零样本目标检测由 OWL-ViT 模型支持，该模型采用了一种不同的方法。OWL-ViT 是一种开放词汇目标检测器，它可以根据自由文本查询检测图像中的对象，而无需对模型进行微调以适应标注数据集。

OWL-ViT 利用多模态表示来执行开放词汇检测。它结合了 CLIP 与轻量级的对象分类和定位头。通过使用 CLIP 的文本编码器嵌入自由文本查询，并将其作为对象分类和定位头的输入，这些头将图像与其相应的文本描述关联起来，而 ViT 处理图像补丁作为输入。OWL-ViT 的作者首先从头开始训练 CLIP，然后在标准目标检测数据集上使用二部匹配损失对 OWL-ViT 进行端到端微调。

通过这种方法，模型可以根据文本描述检测对象，而无需预先在标注数据集上进行训练。

在这个指南中，你将学习如何使用 OWL-ViT：

基于文本提示检测对象
批量目标检测
图像引导的目标检测

在开始之前，请确保你已经安装了所有必要的库：

In [ ]:

pip install -q transformers

零样本目标检测管道¶

使用 OWL-ViT 进行推理的最简单方法是通过 pipeline()。从 Hugging Face Hub 上的一个检查点实例化一个零样本目标检测管道：

In [ ]:

from transformers import pipeline

checkpoint = "google/owlv2-base-patch16-ensemble"
detector = pipeline(model=checkpoint, task="zero-shot-object-detection")

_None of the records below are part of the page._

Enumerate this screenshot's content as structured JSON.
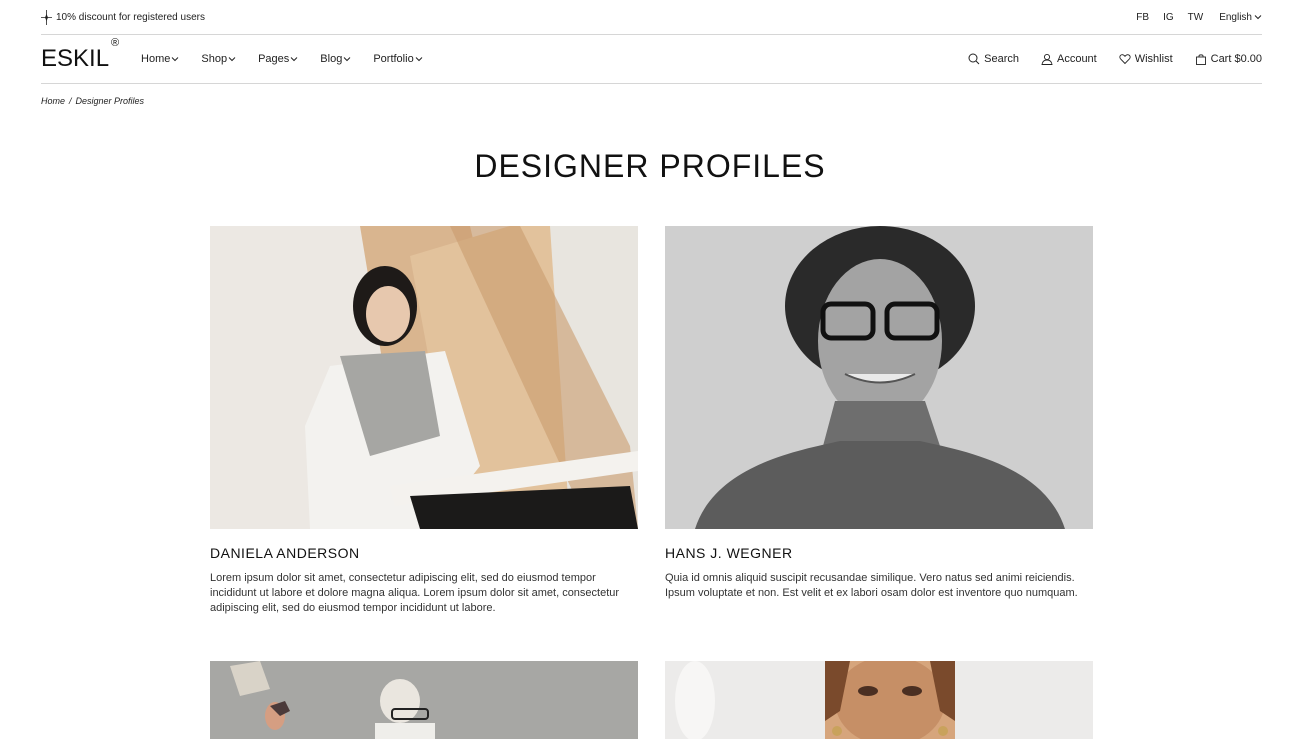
{
  "topbar": {
    "promo": "10% discount for registered users",
    "social": [
      "FB",
      "IG",
      "TW"
    ],
    "language": "English"
  },
  "header": {
    "logo": "ESKIL",
    "logo_mark": "®",
    "nav": [
      {
        "label": "Home"
      },
      {
        "label": "Shop"
      },
      {
        "label": "Pages"
      },
      {
        "label": "Blog"
      },
      {
        "label": "Portfolio"
      }
    ],
    "search_label": "Search",
    "account_label": "Account",
    "wishlist_label": "Wishlist",
    "cart_label": "Cart $0.00"
  },
  "breadcrumb": {
    "home": "Home",
    "separator": "/",
    "current": "Designer Profiles"
  },
  "page_title": "DESIGNER PROFILES",
  "profiles": [
    {
      "name": "DANIELA ANDERSON",
      "bio": "Lorem ipsum dolor sit amet, consectetur adipiscing elit, sed do eiusmod tempor incididunt ut labore et dolore magna aliqua. Lorem ipsum dolor sit amet, consectetur adipiscing elit, sed do eiusmod tempor incididunt ut labore."
    },
    {
      "name": "HANS J. WEGNER",
      "bio": "Quia id omnis aliquid suscipit recusandae similique. Vero natus sed animi reiciendis. Ipsum voluptate et non. Est velit et ex labori osam dolor est inventore quo numquam."
    }
  ],
  "colors": {
    "text": "#1a1a1a",
    "divider": "#d6d6d6",
    "background": "#ffffff"
  }
}
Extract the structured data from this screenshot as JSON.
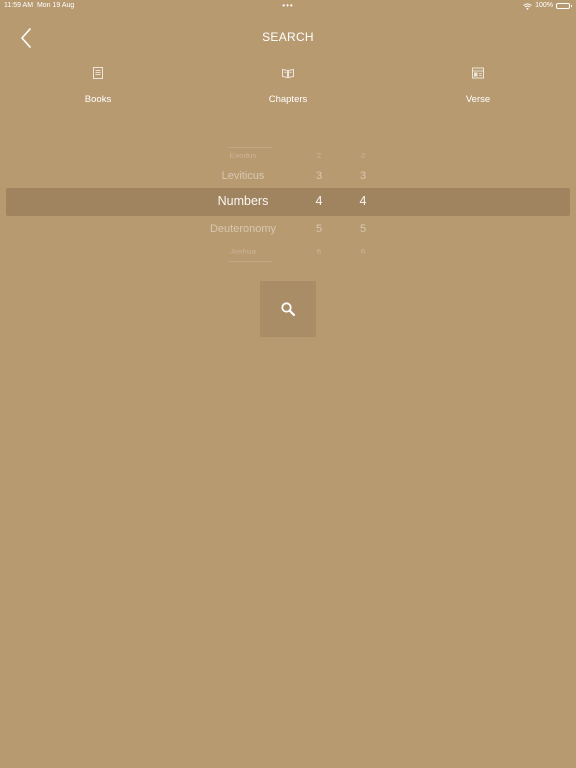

接下来，选择一张你想要检测对象的图像。这里我们将使用 NASA Great Images 数据集中的一张宇航员 Eileen Collins 的图片。

In [ ]:

import skimage
import numpy as np
from PIL import Image

image = skimage.data.astronaut()
image = Image.fromarray(np.uint8(image)).convert("RGB")
image

宇航员 Eileen Collins

将图像和候选对象标签传递给管道。这里我们直接传递图像；其他合适的选项包括本地图像路径或图像 URL。我们还传递了要查询的所有项目的文本描述。

In [ ]:

predictions = detector(
    image,
    candidate_labels=["human face", "rocket", "nasa badge", "star-spangled banner"],
)
predictions

让我们可视化预测结果：

In [ ]:

from PIL import ImageDraw

draw = ImageDraw.Draw(image)

for prediction in predictions:
    box = prediction["box"]
    label = prediction["label"]
    score = prediction["score"]

    xmin, ymin, xmax, ymax = box.values()
    draw.rectangle((xmin, ymin, xmax, ymax), outline="red", width=1)
    draw.text((xmin, ymin), f"{label}: {round(score,2)}", fill="white")

image

NASA 图像上的预测结果

手动进行基于文本提示的零样本目标检测¶

现在你已经看到了如何使用零样本目标检测管道，让我们手动复制相同的结果。

首先从 Hugging Face Hub 加载模型和相关处理器。这里我们将使用与之前相同的检查点：

In [ ]:

from transformers import AutoProcessor, AutoModelForZeroShotObjectDetection

model = AutoModelForZeroShotObjectDetection.from_pretrained(checkpoint)
processor = AutoProcessor.from_pretrained(checkpoint)

为了换换口味，我们选择一张不同的图像。

In [ ]:

import requests

url = "https://unsplash.com/photos/oj0zeY2Ltk4/download?ixid=MnwxMjA3fDB8MXxzZWFyY2h8MTR8fHBpY25pY3xlbnwwfHx8fDE2Nzc0OTE1NDk&force=true&w=640"
im = Image.open(requests.get(url, stream=True).raw)
im

海滩照片

使用处理器准备模型的输入。处理器结合了一个图像处理器，该处理器通过调整大小和归一化来准备图像，以及一个 CLIPTokenizer，它负责处理文本输入。

In [ ]:

text_queries = ["hat", "book", "sunglasses", "camera"]
inputs = processor(text=text_queries, images=im, return_tensors="pt")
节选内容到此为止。